Generalmente prefiero quedarme en Morón durante los días de descanso de la llamada Semana Mayor. Me enferma y me desespera las largas colas de vehículos causadas por la abundancia de viajeros y turistas que se aglomeran o usan el exceso de velocidad para llegar primero o se valen de los bys pass o de los zig zag para aventajar y demostrar su toque de viveza criolla y de lo bien que conducen al estilo de los mejores de la formula uno; llámese Hamilton o Fernando Alonso.
Cuando no viajo en semana santa a Paraguana – que tengo tiempo que no lo hago - me acerco a la playa de Palma Sola o a las orillas del río Yaracuy o a las inmediaciones de su desembocadura en la playa que son los únicos lugares del municipio donde se tiene acceso libre a la playa. Es inaudito y lamentable que Morón teniendo 14 kilómetros de costa apenas sus pobladores puedan asistir a estos dos lugares porque el resto de la costa es propiedad o esta bajo la tutela de las grandes empresas de la zona. Esto contraviene un decreto presidencial que establece que las playas son de dominio público, es decir, son libres para el público.

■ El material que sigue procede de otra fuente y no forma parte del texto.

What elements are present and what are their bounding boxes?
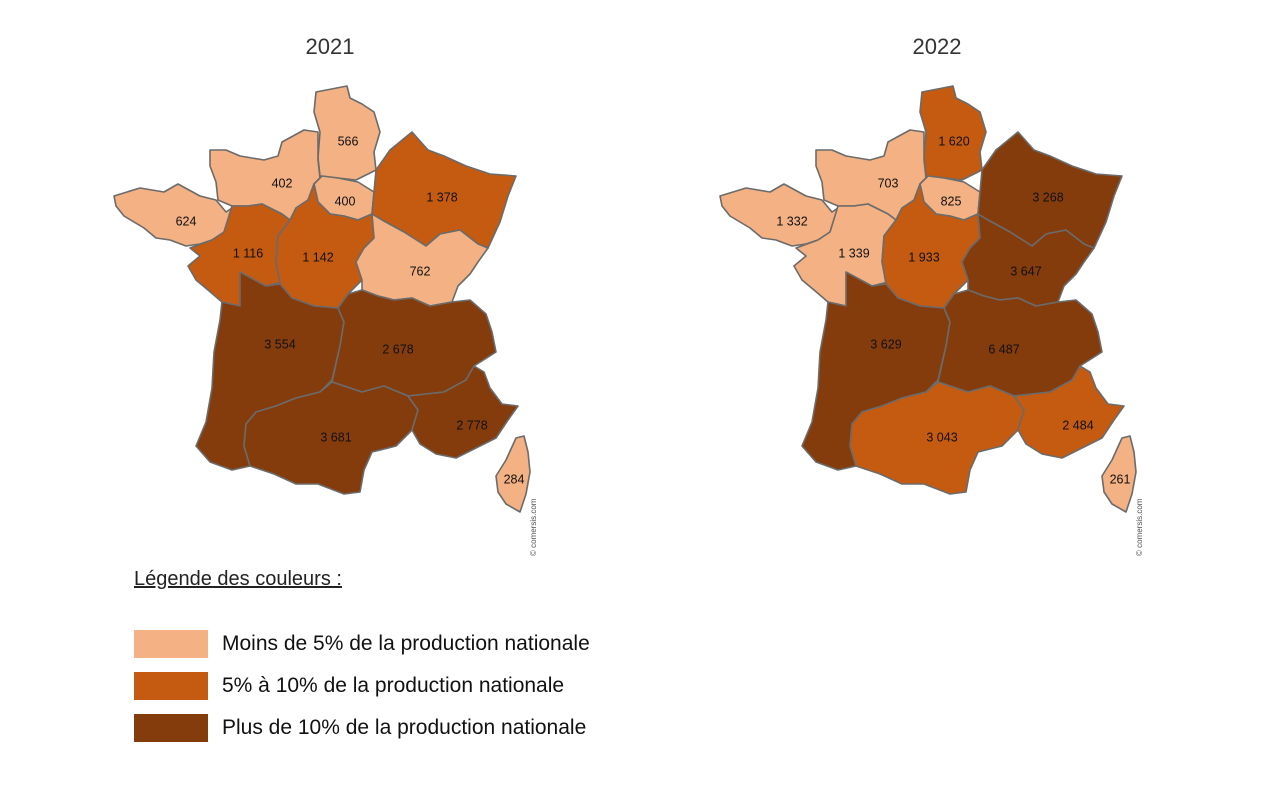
region-value-auvergne-rhone-alpes: 2 678 [382,342,413,356]
map-title-2021: 2021 [305,34,355,59]
region-bourgogne-franche-comte [355,213,489,307]
legend-title: Légende des couleurs : [134,568,342,590]
region-value-hauts-de-france: 566 [338,134,359,148]
map-2022: 1 620 703 825 3 268 1 332 1 339 1 933 3 647 3 62… [719,85,1144,556]
region-corse [495,435,531,513]
region-value-corse: 284 [504,472,525,486]
region-corse [1101,435,1137,513]
region-value-nouvelle-aquitaine: 3 554 [264,337,295,351]
legend-swatch-mid [134,672,208,700]
legend-swatch-high [134,714,208,742]
legend-label-mid: 5% à 10% de la production nationale [222,674,565,697]
region-value-centre-val-de-loire: 1 933 [908,250,939,264]
legend-label-high: Plus de 10% de la production nationale [222,716,587,739]
region-value-auvergne-rhone-alpes: 6 487 [988,342,1019,356]
map-title-2022: 2022 [912,34,962,59]
watermark-text: © comersis.com [529,498,538,556]
region-value-corse: 261 [1110,472,1131,486]
region-value-bretagne: 1 332 [776,214,807,228]
legend-item-high: Plus de 10% de la production nationale [134,713,694,743]
region-bretagne [113,183,233,247]
region-value-occitanie: 3 681 [320,430,351,444]
region-value-pays-de-la-loire: 1 339 [838,246,869,260]
region-value-grand-est: 1 378 [426,190,457,204]
color-legend: Légende des couleurs : Moins de 5% de la… [134,568,694,755]
watermark-text: © comersis.com [1135,498,1144,556]
legend-item-low: Moins de 5% de la production nationale [134,629,694,659]
region-value-grand-est: 3 268 [1032,190,1063,204]
region-hauts-de-france [313,85,381,181]
region-hauts-de-france [919,85,987,181]
region-value-normandie: 402 [272,176,293,190]
region-occitanie [243,381,419,495]
region-value-bourgogne-franche-comte: 762 [410,264,431,278]
legend-swatch-low [134,630,208,658]
region-provence-alpes-cote-d-azur [407,365,519,459]
region-value-nouvelle-aquitaine: 3 629 [870,337,901,351]
region-value-pays-de-la-loire: 1 116 [233,246,263,260]
region-value-centre-val-de-loire: 1 142 [302,250,333,264]
region-value-bretagne: 624 [176,214,197,228]
region-value-ile-de-france: 400 [335,194,356,208]
region-bourgogne-franche-comte [961,213,1095,307]
region-value-occitanie: 3 043 [926,430,957,444]
region-value-provence-alpes-cote-d-azur: 2 484 [1062,418,1093,432]
region-value-normandie: 703 [878,176,899,190]
legend-item-mid: 5% à 10% de la production nationale [134,671,694,701]
region-value-ile-de-france: 825 [941,194,962,208]
region-value-bourgogne-franche-comte: 3 647 [1010,264,1041,278]
region-value-provence-alpes-cote-d-azur: 2 778 [456,418,487,432]
legend-label-low: Moins de 5% de la production nationale [222,632,590,655]
region-value-hauts-de-france: 1 620 [938,134,969,148]
region-provence-alpes-cote-d-azur [1013,365,1125,459]
region-occitanie [849,381,1025,495]
map-2021: 566 402 400 1 378 624 1 116 1 142 762 3 554 2 678… [113,85,538,556]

Sin embargo, algunas empresas benevolentas permiten la entrada por sus instalaciones a la playa pero para ello es necesario realizar trámites, hacer restricciones, pases de cortesía con límites de cupo, tener palanca, hacer largas colas y esperar compartir con una multitud. Es cuando prefiero entonces quedarme en casa devorando un buen libro, escribir algún trabajo pendiente, reunirme con amigos y conversar o jugar una partida de dominó o simplemente ir a la iglesia o hacia Urama y Alpargaton a frecuentar algún lugar conocido que seguramente estará mas despejado.
La Semana Santa además de su connotación religiosa de la que esta impregnada posee un encanto mágico donde se mezclan elementos paganos, creencias, costumbres, mitos y tabúes que han venido cambiando con el tiempo. Por ejemplo, en tiempos de mis abuelos se decía que las personas no debían bañarse en la aplaya porque el que lo hiciere se podía convertir en sirena o en pez; tampoco se permitía la manipulación de cuchillos, machetes o armas porque el diablo andaba suelto y podía ocurrir una desgracia. Ahora vemos que lo que hace la gente es acudir masivamente a las playas y deben haber amarrado el diablo porque la gente no le para a las armas y la violencia es perenne.
Otro tabú era que no se podía tener relaciones sexuales durante estos días porque los infractores podían quedarse pegados o también la costumbre de no comer carne roja porque estaría comiendo la carne de Cristo, entonces todo el mundo va a comer pescado y en eso son presa fácil de los especuladores que suben los precios exageradamente en los días santos. Ya el sabroso buñuelo hecho de yuca en amibar ha desaparecido de la costumbre por lo menos en Morón. De los judas queda la tradición en La Charneca con Fernando Granadillo, Castillo, Ortiz, Los Cepeda, Becerrit en Barrio Coro esta el juda de Douglas Polanco y Mingo el Loco, lastima que este año no pude regalarle el flux.
Los juderos tienen que hacer el juda durante 7 años consecutivos porque sino los agarra la pava; ya los judas que hacían los hermanos Lugo en el Jabillo y Parede en la avenida Falcón desaparecieron pero cumplieron con el septenio y se salvaron de la mabita.
La Guayaba
En un prolifero guayabo donde casi todo el año las jugosas guayabas están expuestas libremente al consumo de los pájaros, donde en verdad son libres porque se prohíbe su captura, cacería o espantamiento, en una tarde dominguera después del trabajo casero resucitaron unos muertos; resulta que después de estar perdiendo fácilmente mi compadre Emiro Reyes y Panpuro lograron derrotarnos por “leche” o mejor dicho por suerte y azar más que por conocimiento a mi compadre Garrido y a este servidor, bueno; no voy a poner excusa por mi derrota pero no se olviden de la vieja creencia que el diablo anda suelto en semana santa haciendo maldades.